What's the Agent For?

You can use the agent to build apps that use large language models (LLMs) in a loop and answer questions much more complex than what you can achieve with extractive or generative QA. The agent uses a large language model combined with the tools you give to it. The Haystack agent can use pipelines and components as tools.

Agents are useful in multihop question answering scenarios, where the agent must use a combination of multiple pieces of information from different sources to arrive at an answer.

When given a query, the agent breaks it down into substeps and chooses the right tool to start with. Once it receives the output from the tool, it can use it as input for another tool. It then goes on like this until it reaches the best answer.

Conversational Agent

A conversational agent is an extension of an agent with a memory added on top, with the possibility to manage a set of tools. This means that you can have a continuous natural chat with the app, as it will keep track of both your inquiries and its own answers, enabling a human-like conversation. To use the ConversationalAgent, simply choose the LLM you want to work with and initialize it with a PromptNode.

You can add various tools to your chat application using thetools parameter. If you don't provide any, the ConversationalAgent uses the conversational-agent-without-tools prompt by default.

👍
Tutorial
To start building with Conversational Agent, have a look at our Building a Conversational Chat App tutorial.

How It Works

The agent can act iteratively, which means it uses the tools many times to refine its response. This makes it a perfect tool for handling complex queries that require multiple iterations.

Here's how it can work:

The agent gets your query.
The agent generates a thought.
The thought is the first part of the prompt. Its goal is to break the query down into smaller steps.
Based on the thought, the agent chooses the tool to use and generates a text input for that tool.
Based on the output the agent gets from the tool, it either stops and returns the answer or repeats the process from step 2.
The agent iterates over the steps as many times as it needs to generate an accurate answer.

The steps the agent takes to arrive at an answer. It first receives a query, then generates a thought. Based on the thought, it decides on the tool to use. Once it gets the tool output, it decides if it's sufficient. If it is, it turns it into an answer. If it's not, it repeats the process.

Implementation

You initialize the agent with a PromptNode, specifying the PromptModel you want to use. We recommend using Open AI's gpt-3.5-turbo model through Open AI API.

The agent uses the PromptNode with the default zero-shot-react PromptTemplate. This is a template we wrote for the agent. You can modify it or create a new template based on it, but it should follow the same format.

PromptTemplates

You initialize the agent with a PromptNode, whose default PromptTemplate is zero-shot-react.

Zero-shot-react PromptTemplate

PromptTemplate(
            name="zero-shot-react", 
            prompt_text="You are a helpful and knowledgeable agent.

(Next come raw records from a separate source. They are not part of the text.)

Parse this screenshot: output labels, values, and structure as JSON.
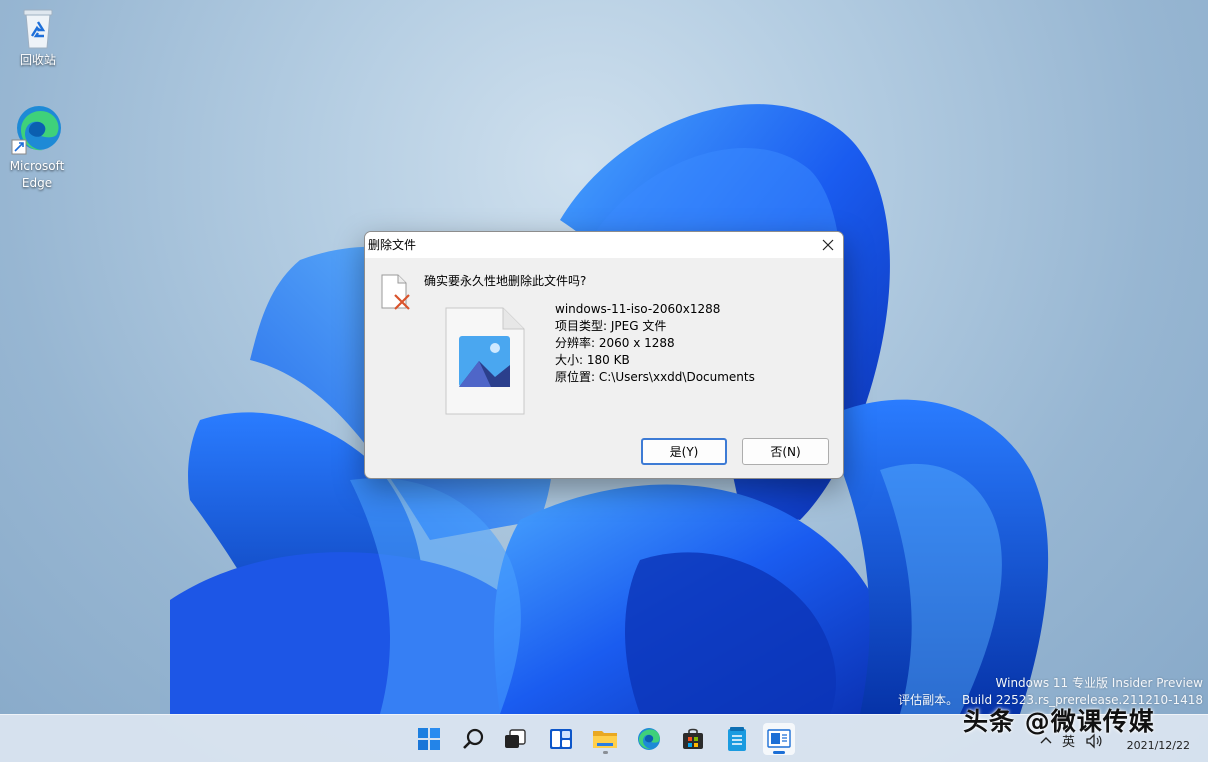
{
  "desktop": {
    "icons": [
      {
        "label": "回收站",
        "icon": "recycle-bin-icon"
      },
      {
        "label_line1": "Microsoft",
        "label_line2": "Edge",
        "icon": "edge-icon"
      }
    ]
  },
  "watermark": {
    "line1": "Windows 11 专业版 Insider Preview",
    "line2": "评估副本。 Build 22523.rs_prerelease.211210-1418"
  },
  "dialog": {
    "title": "删除文件",
    "question": "确实要永久性地删除此文件吗?",
    "file": {
      "name": "windows-11-iso-2060x1288",
      "type": "项目类型: JPEG 文件",
      "resolution": "分辨率: 2060 x 1288",
      "size": "大小: 180 KB",
      "location": "原位置: C:\\Users\\xxdd\\Documents"
    },
    "buttons": {
      "yes": "是(Y)",
      "no": "否(N)"
    }
  },
  "taskbar": {
    "icons": [
      "start-icon",
      "search-icon",
      "task-view-icon",
      "widgets-icon",
      "file-explorer-icon",
      "edge-icon",
      "store-icon",
      "notepad-icon",
      "control-panel-icon"
    ],
    "tray": {
      "ime": "英",
      "volume": "volume-icon",
      "date": "2021/12/22"
    }
  },
  "overlay": {
    "brand": "头条 @微课传媒"
  },
  "colors": {
    "accent": "#1c6fd6",
    "dialog_bg": "#f0f0f0",
    "delete_x": "#d9532c"
  }
}
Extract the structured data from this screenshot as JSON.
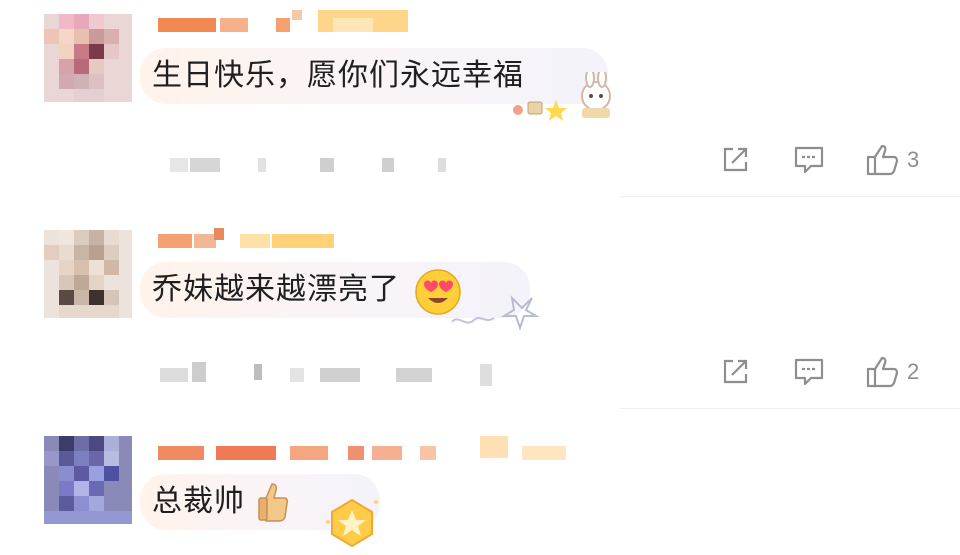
{
  "comments": [
    {
      "text": "生日快乐，愿你们永远幸福",
      "likes": "3"
    },
    {
      "text": "乔妹越来越漂亮了",
      "likes": "2"
    },
    {
      "text": "总裁帅"
    }
  ],
  "icons": {
    "share": "share-icon",
    "comment": "comment-icon",
    "like": "thumbs-up-icon"
  },
  "colors": {
    "accent": "#e8712a",
    "icon": "#8e8e8e"
  }
}
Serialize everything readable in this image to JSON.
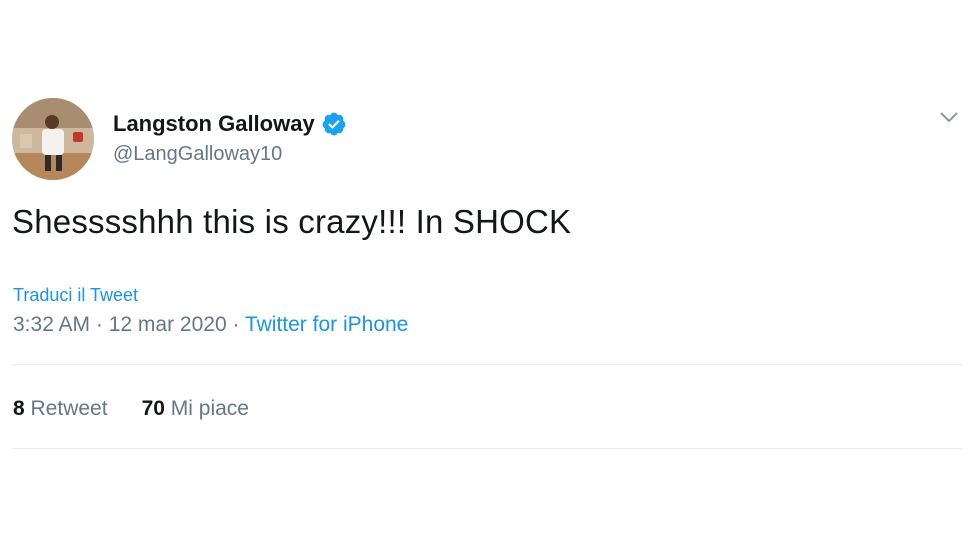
{
  "author": {
    "display_name": "Langston Galloway",
    "handle": "@LangGalloway10",
    "verified": true,
    "verified_icon": "verified-badge-icon",
    "avatar": "profile-avatar"
  },
  "menu_icon": "chevron-down-icon",
  "tweet": {
    "text": "Shesssshhh this is crazy!!! In SHOCK",
    "translate_label": "Traduci il Tweet",
    "time": "3:32 AM",
    "date": "12 mar 2020",
    "separator": "·",
    "source": "Twitter for iPhone"
  },
  "stats": {
    "retweets_count": "8",
    "retweets_label": "Retweet",
    "likes_count": "70",
    "likes_label": "Mi piace"
  },
  "colors": {
    "link": "#1b95e0",
    "secondary_text": "#657786",
    "primary_text": "#14171a",
    "verified": "#1da1f2"
  }
}
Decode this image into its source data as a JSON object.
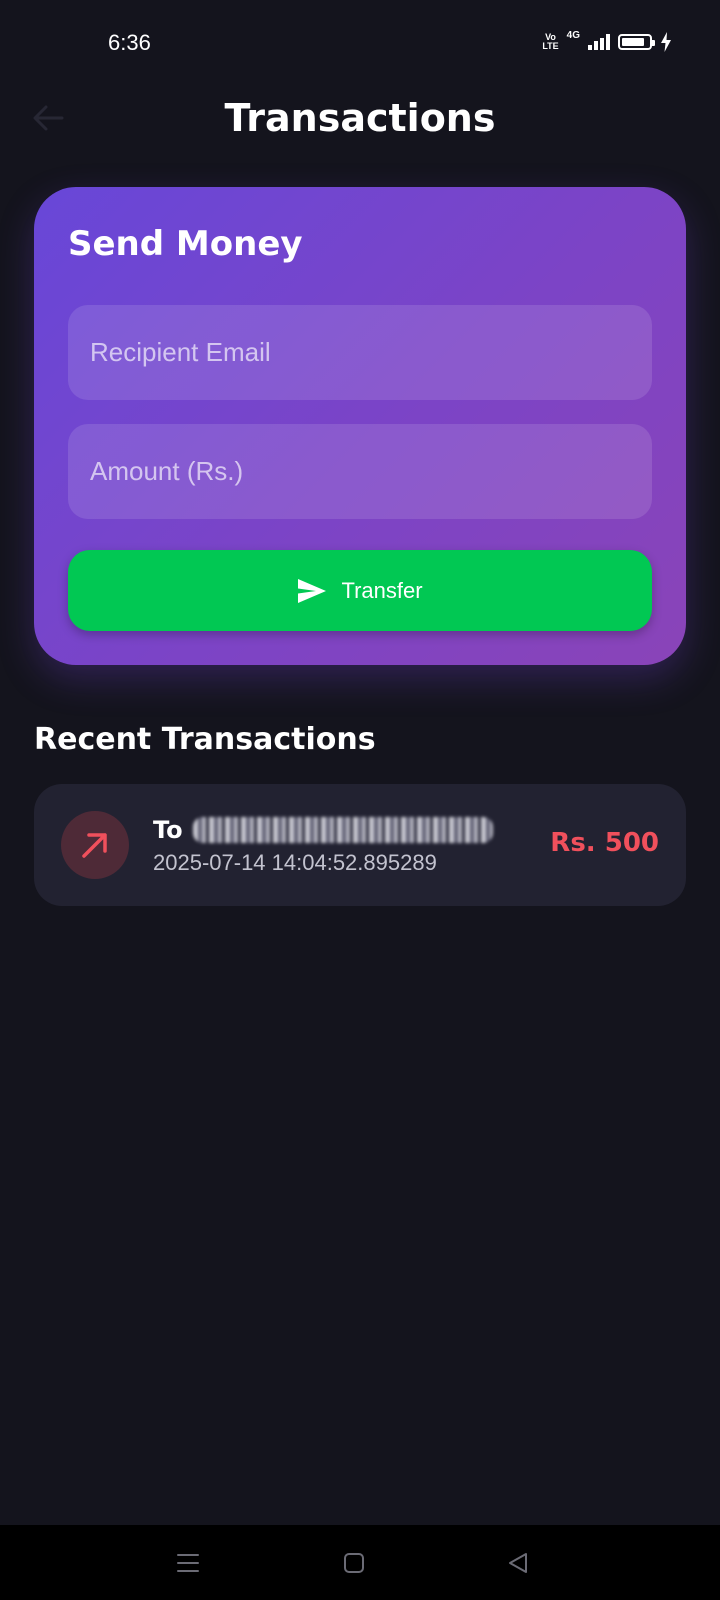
{
  "status_bar": {
    "time": "6:36",
    "volte_top": "Vo",
    "volte_bottom": "LTE",
    "network": "4G",
    "battery_level": 0.85
  },
  "header": {
    "title": "Transactions",
    "back_icon": "arrow-left-icon"
  },
  "send_money": {
    "title": "Send Money",
    "recipient_placeholder": "Recipient Email",
    "amount_placeholder": "Amount (Rs.)",
    "transfer_label": "Transfer",
    "transfer_icon": "send-icon"
  },
  "recent": {
    "title": "Recent Transactions",
    "transactions": [
      {
        "direction": "outgoing",
        "icon": "arrow-up-right-icon",
        "title_prefix": "To",
        "recipient_redacted": true,
        "timestamp": "2025-07-14 14:04:52.895289",
        "amount": "Rs. 500"
      }
    ]
  },
  "nav_bar": {
    "menu_icon": "menu-icon",
    "home_icon": "square-home-icon",
    "back_icon": "triangle-back-icon"
  },
  "colors": {
    "background": "#14141d",
    "card_gradient_start": "#6847d8",
    "card_gradient_end": "#8a44b8",
    "transfer_green": "#01c853",
    "outgoing_red": "#f0505c",
    "tx_card": "#222231"
  }
}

To achieve your goal of answering complex questions "
            "correctly, you have access to the following tools:\n\n"
            "{tool_names_with_descriptions}\n\n"
            "To answer questions, you'll need to go through multiple steps involving step-by-step thinking and "
            "selecting appropriate tools and their inputs; tools will respond with observations. When you are ready "
            "for a final answer, respond with the `Final Answer:`\n\n"
            "Use the following format:\n\n"
            "Question: the question to be answered\n"
            "Thought: Reason if you have the final answer. If yes, answer the question. If not, find out the missing information needed to answer it.\n"
            "Tool: pick one of {tool_names} \n"
            "Tool Input: the input for the tool\n"
            "Observation: the tool will respond with the result\n"
            "...\n"
            "Final Answer: the final answer to the question, make it short (1-5 words)\n\n"
            "Thought, Tool, Tool Input, and Observation steps can be repeated multiple times, but sometimes we can find an answer in the first pass\n"
            "---\n\n"
            "Question: {query}\n"
            "Thought: Let's think step-by-step, I first need to ",
        ),

You can modify this template, keeping the same format. Here are some considerations:

You can change the initial instructions: You are a helpful and knowledgeable agent. To achieve your goal of answering complex questions correctly, you have access to the following tools: and the To answer questions, you'll part. You can try experimenting with different text to see if it changes the agent's performance.
You can change the Tool, Tool input, and Final answer sections. If you do that, make sure you update the regular expressions in the tool_pattern and final_answer_pattern parameters respectively. You can set these parameters when initializing the agent. The agent uses them to extract the tool name and input or the final answer from the text its PromptNode generates.
You can change the Observation part. If you do that, make sure you update the stop_words parameter of the PromptNode used with the agent to the value you replaced Observation with.
To make bigger changes to the template, create your own Agent class and make it inherit from Haystack Agent.
Include a {transcript} parameter at the end of the prompt for ReAct agents to avoid getting stuck in a loop of thoughts and observations. The transcript represents the internal monologue of the Agent and is stored internally.

For guidance on writing efficient prompts, see Prompt Engineering Guidelines.

The following PromptTemplates are specifically applicable for the Conversational Agent:

conversational-agent
Initialises conversational agent with memory and tools.
conversational-agent-without-tools
Initialises conversational agent with memory but without tools.
conversational-summary
Condenses and shortens chat transcript without losing important information.

Conversational Agent Memory

By default, the ConversationalAgent stores the full history of the conversation in a ConversationMemory.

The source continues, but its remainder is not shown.